There are around 250 million fewer women online than men - and the gap is widening. Harnessing information and communication technology to advance gender equality and women’s empowerment is not only important for women and girls, it’s a critical part of the UN’s 2030 Agenda for Sustainable Development. Digital initiatives from not-for-profit organisations are enabling women from developing countries to improve their prospects. E-commerce social enterprises are also aiding women in remote areas to generate an income from their artisan crafts, creating a positive ripple effect within their wider communities.
There are around 250 million fewer women online than men - and the gap is widening. Harnessing information and communication technology to advance gender equality and women’s empowerment is not only important for women and girls, it’s a critical part of the UN’s 2030 Agenda for Sustainable Development. Access to the internet is largely concentrated within the developed world, and 53 percent of the world’s population (equivalent to around 3.9 billion people) is not even online yet. In several of Africa’s poorer countries, only one person in 10 is believed to have internet access.

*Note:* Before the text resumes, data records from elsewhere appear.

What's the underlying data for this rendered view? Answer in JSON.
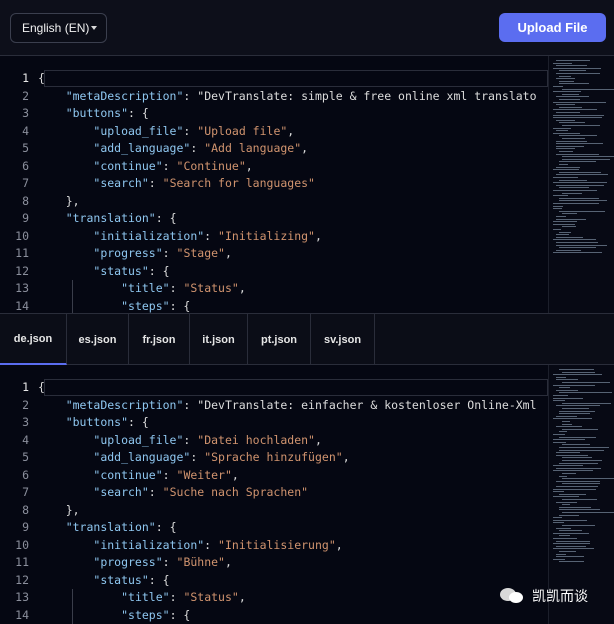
{
  "header": {
    "language_select": "English (EN)",
    "upload_button": "Upload File"
  },
  "top_editor": {
    "lines": [
      {
        "n": "1",
        "t": "{"
      },
      {
        "n": "2",
        "t": "    \"metaDescription\": \"DevTranslate: simple & free online xml translato"
      },
      {
        "n": "3",
        "t": "    \"buttons\": {"
      },
      {
        "n": "4",
        "t": "        \"upload_file\": \"Upload file\","
      },
      {
        "n": "5",
        "t": "        \"add_language\": \"Add language\","
      },
      {
        "n": "6",
        "t": "        \"continue\": \"Continue\","
      },
      {
        "n": "7",
        "t": "        \"search\": \"Search for languages\""
      },
      {
        "n": "8",
        "t": "    },"
      },
      {
        "n": "9",
        "t": "    \"translation\": {"
      },
      {
        "n": "10",
        "t": "        \"initialization\": \"Initializing\","
      },
      {
        "n": "11",
        "t": "        \"progress\": \"Stage\","
      },
      {
        "n": "12",
        "t": "        \"status\": {"
      },
      {
        "n": "13",
        "t": "            \"title\": \"Status\","
      },
      {
        "n": "14",
        "t": "            \"steps\": {"
      }
    ]
  },
  "tabs": [
    {
      "label": "de.json",
      "active": true
    },
    {
      "label": "es.json",
      "active": false
    },
    {
      "label": "fr.json",
      "active": false
    },
    {
      "label": "it.json",
      "active": false
    },
    {
      "label": "pt.json",
      "active": false
    },
    {
      "label": "sv.json",
      "active": false
    }
  ],
  "bottom_editor": {
    "lines": [
      {
        "n": "1",
        "t": "{"
      },
      {
        "n": "2",
        "t": "    \"metaDescription\": \"DevTranslate: einfacher & kostenloser Online-Xml"
      },
      {
        "n": "3",
        "t": "    \"buttons\": {"
      },
      {
        "n": "4",
        "t": "        \"upload_file\": \"Datei hochladen\","
      },
      {
        "n": "5",
        "t": "        \"add_language\": \"Sprache hinzufügen\","
      },
      {
        "n": "6",
        "t": "        \"continue\": \"Weiter\","
      },
      {
        "n": "7",
        "t": "        \"search\": \"Suche nach Sprachen\""
      },
      {
        "n": "8",
        "t": "    },"
      },
      {
        "n": "9",
        "t": "    \"translation\": {"
      },
      {
        "n": "10",
        "t": "        \"initialization\": \"Initialisierung\","
      },
      {
        "n": "11",
        "t": "        \"progress\": \"Bühne\","
      },
      {
        "n": "12",
        "t": "        \"status\": {"
      },
      {
        "n": "13",
        "t": "            \"title\": \"Status\","
      },
      {
        "n": "14",
        "t": "            \"steps\": {"
      }
    ]
  },
  "watermark": {
    "text": "凯凯而谈",
    "icon": "wechat-icon"
  },
  "colors": {
    "accent": "#5b6df0",
    "background": "#0b0d17",
    "key": "#8fc7f0",
    "string": "#d1946f"
  }
}
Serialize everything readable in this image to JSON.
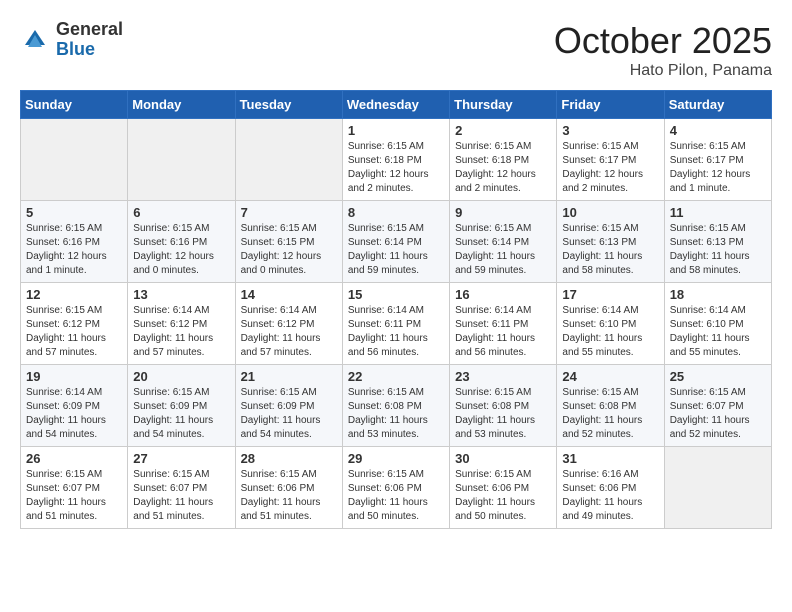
{
  "header": {
    "logo_general": "General",
    "logo_blue": "Blue",
    "month": "October 2025",
    "location": "Hato Pilon, Panama"
  },
  "days_of_week": [
    "Sunday",
    "Monday",
    "Tuesday",
    "Wednesday",
    "Thursday",
    "Friday",
    "Saturday"
  ],
  "weeks": [
    [
      {
        "day": "",
        "info": ""
      },
      {
        "day": "",
        "info": ""
      },
      {
        "day": "",
        "info": ""
      },
      {
        "day": "1",
        "info": "Sunrise: 6:15 AM\nSunset: 6:18 PM\nDaylight: 12 hours\nand 2 minutes."
      },
      {
        "day": "2",
        "info": "Sunrise: 6:15 AM\nSunset: 6:18 PM\nDaylight: 12 hours\nand 2 minutes."
      },
      {
        "day": "3",
        "info": "Sunrise: 6:15 AM\nSunset: 6:17 PM\nDaylight: 12 hours\nand 2 minutes."
      },
      {
        "day": "4",
        "info": "Sunrise: 6:15 AM\nSunset: 6:17 PM\nDaylight: 12 hours\nand 1 minute."
      }
    ],
    [
      {
        "day": "5",
        "info": "Sunrise: 6:15 AM\nSunset: 6:16 PM\nDaylight: 12 hours\nand 1 minute."
      },
      {
        "day": "6",
        "info": "Sunrise: 6:15 AM\nSunset: 6:16 PM\nDaylight: 12 hours\nand 0 minutes."
      },
      {
        "day": "7",
        "info": "Sunrise: 6:15 AM\nSunset: 6:15 PM\nDaylight: 12 hours\nand 0 minutes."
      },
      {
        "day": "8",
        "info": "Sunrise: 6:15 AM\nSunset: 6:14 PM\nDaylight: 11 hours\nand 59 minutes."
      },
      {
        "day": "9",
        "info": "Sunrise: 6:15 AM\nSunset: 6:14 PM\nDaylight: 11 hours\nand 59 minutes."
      },
      {
        "day": "10",
        "info": "Sunrise: 6:15 AM\nSunset: 6:13 PM\nDaylight: 11 hours\nand 58 minutes."
      },
      {
        "day": "11",
        "info": "Sunrise: 6:15 AM\nSunset: 6:13 PM\nDaylight: 11 hours\nand 58 minutes."
      }
    ],
    [
      {
        "day": "12",
        "info": "Sunrise: 6:15 AM\nSunset: 6:12 PM\nDaylight: 11 hours\nand 57 minutes."
      },
      {
        "day": "13",
        "info": "Sunrise: 6:14 AM\nSunset: 6:12 PM\nDaylight: 11 hours\nand 57 minutes."
      },
      {
        "day": "14",
        "info": "Sunrise: 6:14 AM\nSunset: 6:12 PM\nDaylight: 11 hours\nand 57 minutes."
      },
      {
        "day": "15",
        "info": "Sunrise: 6:14 AM\nSunset: 6:11 PM\nDaylight: 11 hours\nand 56 minutes."
      },
      {
        "day": "16",
        "info": "Sunrise: 6:14 AM\nSunset: 6:11 PM\nDaylight: 11 hours\nand 56 minutes."
      },
      {
        "day": "17",
        "info": "Sunrise: 6:14 AM\nSunset: 6:10 PM\nDaylight: 11 hours\nand 55 minutes."
      },
      {
        "day": "18",
        "info": "Sunrise: 6:14 AM\nSunset: 6:10 PM\nDaylight: 11 hours\nand 55 minutes."
      }
    ],
    [
      {
        "day": "19",
        "info": "Sunrise: 6:14 AM\nSunset: 6:09 PM\nDaylight: 11 hours\nand 54 minutes."
      },
      {
        "day": "20",
        "info": "Sunrise: 6:15 AM\nSunset: 6:09 PM\nDaylight: 11 hours\nand 54 minutes."
      },
      {
        "day": "21",
        "info": "Sunrise: 6:15 AM\nSunset: 6:09 PM\nDaylight: 11 hours\nand 54 minutes."
      },
      {
        "day": "22",
        "info": "Sunrise: 6:15 AM\nSunset: 6:08 PM\nDaylight: 11 hours\nand 53 minutes."
      },
      {
        "day": "23",
        "info": "Sunrise: 6:15 AM\nSunset: 6:08 PM\nDaylight: 11 hours\nand 53 minutes."
      },
      {
        "day": "24",
        "info": "Sunrise: 6:15 AM\nSunset: 6:08 PM\nDaylight: 11 hours\nand 52 minutes."
      },
      {
        "day": "25",
        "info": "Sunrise: 6:15 AM\nSunset: 6:07 PM\nDaylight: 11 hours\nand 52 minutes."
      }
    ],
    [
      {
        "day": "26",
        "info": "Sunrise: 6:15 AM\nSunset: 6:07 PM\nDaylight: 11 hours\nand 51 minutes."
      },
      {
        "day": "27",
        "info": "Sunrise: 6:15 AM\nSunset: 6:07 PM\nDaylight: 11 hours\nand 51 minutes."
      },
      {
        "day": "28",
        "info": "Sunrise: 6:15 AM\nSunset: 6:06 PM\nDaylight: 11 hours\nand 51 minutes."
      },
      {
        "day": "29",
        "info": "Sunrise: 6:15 AM\nSunset: 6:06 PM\nDaylight: 11 hours\nand 50 minutes."
      },
      {
        "day": "30",
        "info": "Sunrise: 6:15 AM\nSunset: 6:06 PM\nDaylight: 11 hours\nand 50 minutes."
      },
      {
        "day": "31",
        "info": "Sunrise: 6:16 AM\nSunset: 6:06 PM\nDaylight: 11 hours\nand 49 minutes."
      },
      {
        "day": "",
        "info": ""
      }
    ]
  ]
}
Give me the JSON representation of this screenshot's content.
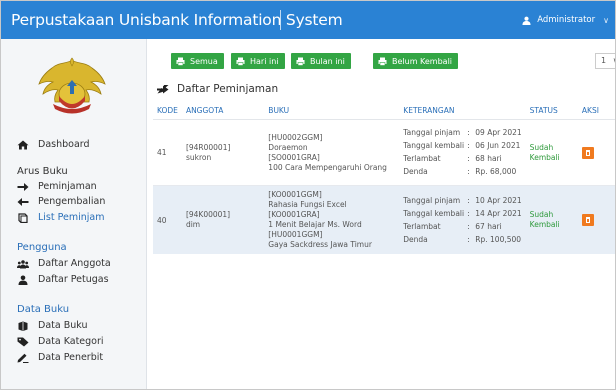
{
  "app": {
    "title": "Perpustakaan Unisbank Information System",
    "user": "Administrator"
  },
  "sidebar": {
    "dashboard": "Dashboard",
    "arus_buku": {
      "heading": "Arus Buku",
      "items": [
        "Peminjaman",
        "Pengembalian",
        "List Peminjam"
      ]
    },
    "pengguna": {
      "heading": "Pengguna",
      "items": [
        "Daftar Anggota",
        "Daftar Petugas"
      ]
    },
    "data_buku": {
      "heading": "Data Buku",
      "items": [
        "Data Buku",
        "Data Kategori",
        "Data Penerbit"
      ]
    }
  },
  "filters": [
    "Semua",
    "Hari ini",
    "Bulan ini",
    "Belum Kembali"
  ],
  "page_size": "1",
  "section_title": "Daftar Peminjaman",
  "table": {
    "headers": [
      "KODE",
      "ANGGOTA",
      "BUKU",
      "KETERANGAN",
      "STATUS",
      "AKSI"
    ],
    "rows": [
      {
        "kode": "41",
        "anggota": [
          "[94R00001]",
          "sukron"
        ],
        "buku": [
          "[HU0002GGM]",
          "Doraemon",
          "[SO0001GRA]",
          "100 Cara Mempengaruhi Orang"
        ],
        "keterangan": [
          [
            "Tanggal pinjam",
            ":",
            "09 Apr 2021"
          ],
          [
            "Tanggal kembali",
            ":",
            "06 Jun 2021"
          ],
          [
            "Terlambat",
            ":",
            "68 hari"
          ],
          [
            "Denda",
            ":",
            "Rp. 68,000"
          ]
        ],
        "status": [
          "Sudah",
          "Kembali"
        ]
      },
      {
        "kode": "40",
        "anggota": [
          "[94K00001]",
          "dim"
        ],
        "buku": [
          "[KO0001GGM]",
          "Rahasia Fungsi Excel",
          "[KO0001GRA]",
          "1 Menit Belajar Ms. Word",
          "[HU0001GGM]",
          "Gaya Sackdress Jawa Timur"
        ],
        "keterangan": [
          [
            "Tanggal pinjam",
            ":",
            "10 Apr 2021"
          ],
          [
            "Tanggal kembali",
            ":",
            "14 Apr 2021"
          ],
          [
            "Terlambat",
            ":",
            "67 hari"
          ],
          [
            "Denda",
            ":",
            "Rp. 100,500"
          ]
        ],
        "status": [
          "Sudah",
          "Kembali"
        ]
      }
    ]
  },
  "colors": {
    "topbar": "#2a82d4",
    "button": "#33a544",
    "link": "#2a6fb8",
    "status": "#2f9a3c",
    "action": "#f07a1f",
    "row_alt": "#e7eef6"
  }
}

However, evidence shows that empowering women in developing countries with economic resources is an effective way of accelerating community development and tackling poverty. This is because women feel a deep and innate attachment to their families and communities, and want to improve their wider economic outlook. Arming women with the knowledge and access to use the internet in a meaningful way has the potential to produce far-reaching positive ripple effects within those communities.
This potential has not gone unnoticed by public and private sector organisations across the world, and a number of initiatives have been launched to train women to be technologically and economically independent. In the Republic of Moldova, the GirlsGoIT initiative is inspiring girls aged 14 to 20 to pursue STEM subjects and careers. In Rwanda, UN Women in partnership with the government and World Food Programme (WFP) has piloted the ‘Buy from Women’ enterprise. This is a “data-driven, enterprise platform that combines an open source end-to-end cloud-base, and mobile enabled supply chain system to connect women farmers to information, finance and markets.” This innovation enables women farmers to have a complete view of their entire business cycle. Also in Africa, there is an accelerator for women-led start-ups called “She Leads Africa”, an online community that helps young African women to achieve their professional dreams.
In Latin America, millions of young women can’t afford quality higher education. However, Laboratoria in Peru is a start-up that teaches Latino women to code for free. To date, more than 1,000 women have graduated from the six-month programme and more than 80 percent of those women have progressed to work in technology. The company is not only improving these women’s lives, but is helping to diversify the tech industry in Latin America.
There are numerous examples of women in developing countries using this type of education to create profitable businesses. In Pakistan, the artisan craft sector represents the second largest employment sector but many artisans still live in poverty as they are unable to access technology that could amplify the potential of their business. Amneh Shaikh-Farooqui helps lead a not-for-profit organisation called the Entrepreneurship and Community Development Institute specialising in “microenterprise, technical skills development and value chain development programming focused on women and young people.” The organisation uses market development approaches to lift marginalised artisan, rural producers and slum-dwelling urban communities out of poverty to create livelihood and employment opportunities. Shaikh-Farooqui also runs a social enterprise in Pakistan called Polly and Other Stories. It’s an e-commerce initiative supporting small producers of artisanal products, working from home or within communities in remote villages, that aren’t connected to the mainstream world of commerce. The platform allows them to bring their products to market and generate income while meeting demand for authentic, homemade items around the world.
Similarly, Soko is an ethical, fast-fashion company founded in Nairobi, Kenya that uses a mobile marketplace model. It connects artisans in developing countries with customers around the world. The business uses innovative supply chain technology to help promote goods to the international community, enabling the women to improve their production capacity and build their businesses. As a testament to the demand for this type of product, the business relocated to Silicon Valley in San Francisco in 2015.
Tapping into the interests of women in developing countries will help to unearth their socioeconomic potential. More broadly though, digital education initiatives will ensure the digital divide between men and women doesn’t widen.